Утром приехал грузовичок. Сергей с водителем, бодро перекидываясь шутками, ловко заносили коробки в лифт. Стучали батареи, пахло снегом с улицы и холодным металлом. Николай Семёнович стоял в прихожей, прислонившись к косяку, прямой и неподвижный, как часовой на посту. Он не вмешивался. Только когда выносили сам проектор, окликнул:
— Ребята… подложите под него тряпочку, ладно? Чтобы не поцарапать.
— Не волнуйся, отец, донесём в целости! — бодро крикнул Сергей, уже спускаясь.
Квартира опустела, оглушительно зазвенела эхом. На стене, где стояли ящики, обнажилось большое жёлтое пятно — след от давно снятой, но защищавшей обои полки. Катя, вытирая пот со лба, говорила с воодушевлением:
— Вот, пап, завтро приедут замерщики. Сделаем здесь современный потолок со светодиодной лентой. Будешь как в новенькой квартире.
Он кивнул, глядя в окно на уезжающий грузовичок. В груди была пустота — обширная, вымершая и холодная, куда более ощутимая, чем физический простор в комнате.
Ровно через неделю, в субботу, Миша, прибежавший в гости первым делом, схватил его за руку:
— Деда, включай! Ты же обещал «Город мастеров»!
Николай Семёнович медленно опустился на корточки, чтобы быть с внуком на одном уровне.
— Не могу, солнышко. Аппарат… его больше нет. Увезли.
Мальчик смотрел на него несколько секунд, его лицо выражало непонимание, потом разочарование, а затем — принятие факта из категории незыблемых, вроде того, что нельзя вернуть сломанную игрушку.
— А… ну ладно, — сказал он и потопал в комнату, где уже мигал экран ноутбука.
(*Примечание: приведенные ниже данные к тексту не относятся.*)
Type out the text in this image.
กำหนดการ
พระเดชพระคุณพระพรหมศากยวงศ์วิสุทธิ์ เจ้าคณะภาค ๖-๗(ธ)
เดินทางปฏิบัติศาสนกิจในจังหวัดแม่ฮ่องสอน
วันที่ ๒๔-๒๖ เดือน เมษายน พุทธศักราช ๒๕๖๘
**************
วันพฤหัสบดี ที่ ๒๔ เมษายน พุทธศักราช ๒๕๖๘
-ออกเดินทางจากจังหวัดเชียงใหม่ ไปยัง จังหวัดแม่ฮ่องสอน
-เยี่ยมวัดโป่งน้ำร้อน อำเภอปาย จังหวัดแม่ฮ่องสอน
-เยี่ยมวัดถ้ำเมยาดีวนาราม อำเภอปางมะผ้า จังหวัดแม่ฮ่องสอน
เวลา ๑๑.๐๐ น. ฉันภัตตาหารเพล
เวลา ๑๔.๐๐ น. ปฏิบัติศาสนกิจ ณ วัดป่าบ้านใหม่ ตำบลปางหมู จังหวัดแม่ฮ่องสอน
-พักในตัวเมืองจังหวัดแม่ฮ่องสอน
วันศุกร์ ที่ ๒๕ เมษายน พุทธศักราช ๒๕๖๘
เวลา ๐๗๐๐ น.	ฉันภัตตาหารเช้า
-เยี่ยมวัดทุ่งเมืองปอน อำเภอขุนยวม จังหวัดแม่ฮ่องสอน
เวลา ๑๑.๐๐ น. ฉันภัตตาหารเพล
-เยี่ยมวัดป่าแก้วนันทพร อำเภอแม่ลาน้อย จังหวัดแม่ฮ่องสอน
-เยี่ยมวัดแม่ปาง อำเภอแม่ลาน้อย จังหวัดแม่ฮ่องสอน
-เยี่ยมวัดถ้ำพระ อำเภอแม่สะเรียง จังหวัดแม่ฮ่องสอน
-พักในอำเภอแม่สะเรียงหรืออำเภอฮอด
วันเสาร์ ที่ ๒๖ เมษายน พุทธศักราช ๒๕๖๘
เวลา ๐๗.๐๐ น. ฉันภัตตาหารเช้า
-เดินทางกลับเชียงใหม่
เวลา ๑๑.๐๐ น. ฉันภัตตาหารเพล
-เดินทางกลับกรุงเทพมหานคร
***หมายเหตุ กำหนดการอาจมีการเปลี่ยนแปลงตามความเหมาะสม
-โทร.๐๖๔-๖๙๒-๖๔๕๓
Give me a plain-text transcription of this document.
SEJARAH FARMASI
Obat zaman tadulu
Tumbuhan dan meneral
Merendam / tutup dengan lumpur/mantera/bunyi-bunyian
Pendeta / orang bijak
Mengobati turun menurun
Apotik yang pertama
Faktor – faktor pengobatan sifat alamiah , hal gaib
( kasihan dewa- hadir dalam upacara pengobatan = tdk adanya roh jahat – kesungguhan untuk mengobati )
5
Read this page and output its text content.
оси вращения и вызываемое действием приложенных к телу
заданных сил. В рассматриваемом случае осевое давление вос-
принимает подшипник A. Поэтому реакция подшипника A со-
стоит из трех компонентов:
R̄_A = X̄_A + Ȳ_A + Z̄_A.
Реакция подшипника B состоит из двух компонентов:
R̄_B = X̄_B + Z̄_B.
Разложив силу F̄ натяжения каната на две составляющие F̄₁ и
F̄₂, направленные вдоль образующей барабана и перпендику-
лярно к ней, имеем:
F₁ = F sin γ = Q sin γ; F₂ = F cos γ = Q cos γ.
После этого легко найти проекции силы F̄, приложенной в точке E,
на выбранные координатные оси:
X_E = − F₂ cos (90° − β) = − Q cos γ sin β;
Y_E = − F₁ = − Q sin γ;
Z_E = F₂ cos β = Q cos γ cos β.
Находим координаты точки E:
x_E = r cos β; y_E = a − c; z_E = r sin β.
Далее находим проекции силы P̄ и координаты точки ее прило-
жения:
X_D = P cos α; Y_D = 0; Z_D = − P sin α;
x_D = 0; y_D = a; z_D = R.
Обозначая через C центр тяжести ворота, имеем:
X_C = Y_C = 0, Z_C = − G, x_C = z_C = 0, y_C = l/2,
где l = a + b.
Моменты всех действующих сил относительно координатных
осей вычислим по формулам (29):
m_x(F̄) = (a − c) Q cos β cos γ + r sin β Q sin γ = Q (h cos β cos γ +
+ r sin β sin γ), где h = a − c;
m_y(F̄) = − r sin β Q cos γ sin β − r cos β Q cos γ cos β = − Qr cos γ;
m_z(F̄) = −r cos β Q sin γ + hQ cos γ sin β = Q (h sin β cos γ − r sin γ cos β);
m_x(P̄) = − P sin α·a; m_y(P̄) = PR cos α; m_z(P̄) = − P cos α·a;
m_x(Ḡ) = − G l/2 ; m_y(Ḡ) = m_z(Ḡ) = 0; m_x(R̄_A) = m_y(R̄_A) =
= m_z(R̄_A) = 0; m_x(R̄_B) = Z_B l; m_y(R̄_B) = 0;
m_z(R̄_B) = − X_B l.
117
Мост рухнул окончательно. Хранитель остался на своём пустынном берегу, где теперь пахло лишь строительной пылью и одиночеством. Он медленно провёл ладонью по тому самому жёлтому пятну на обоях — последнему следу, последней вещественной памяти о том, что здесь когда-то хранились миры. И понял, что никакой, даже самый современный ремонт, не заполнит эту внезапно возникшую в жизни бездонную тишину. Тишину после последнего сеанса.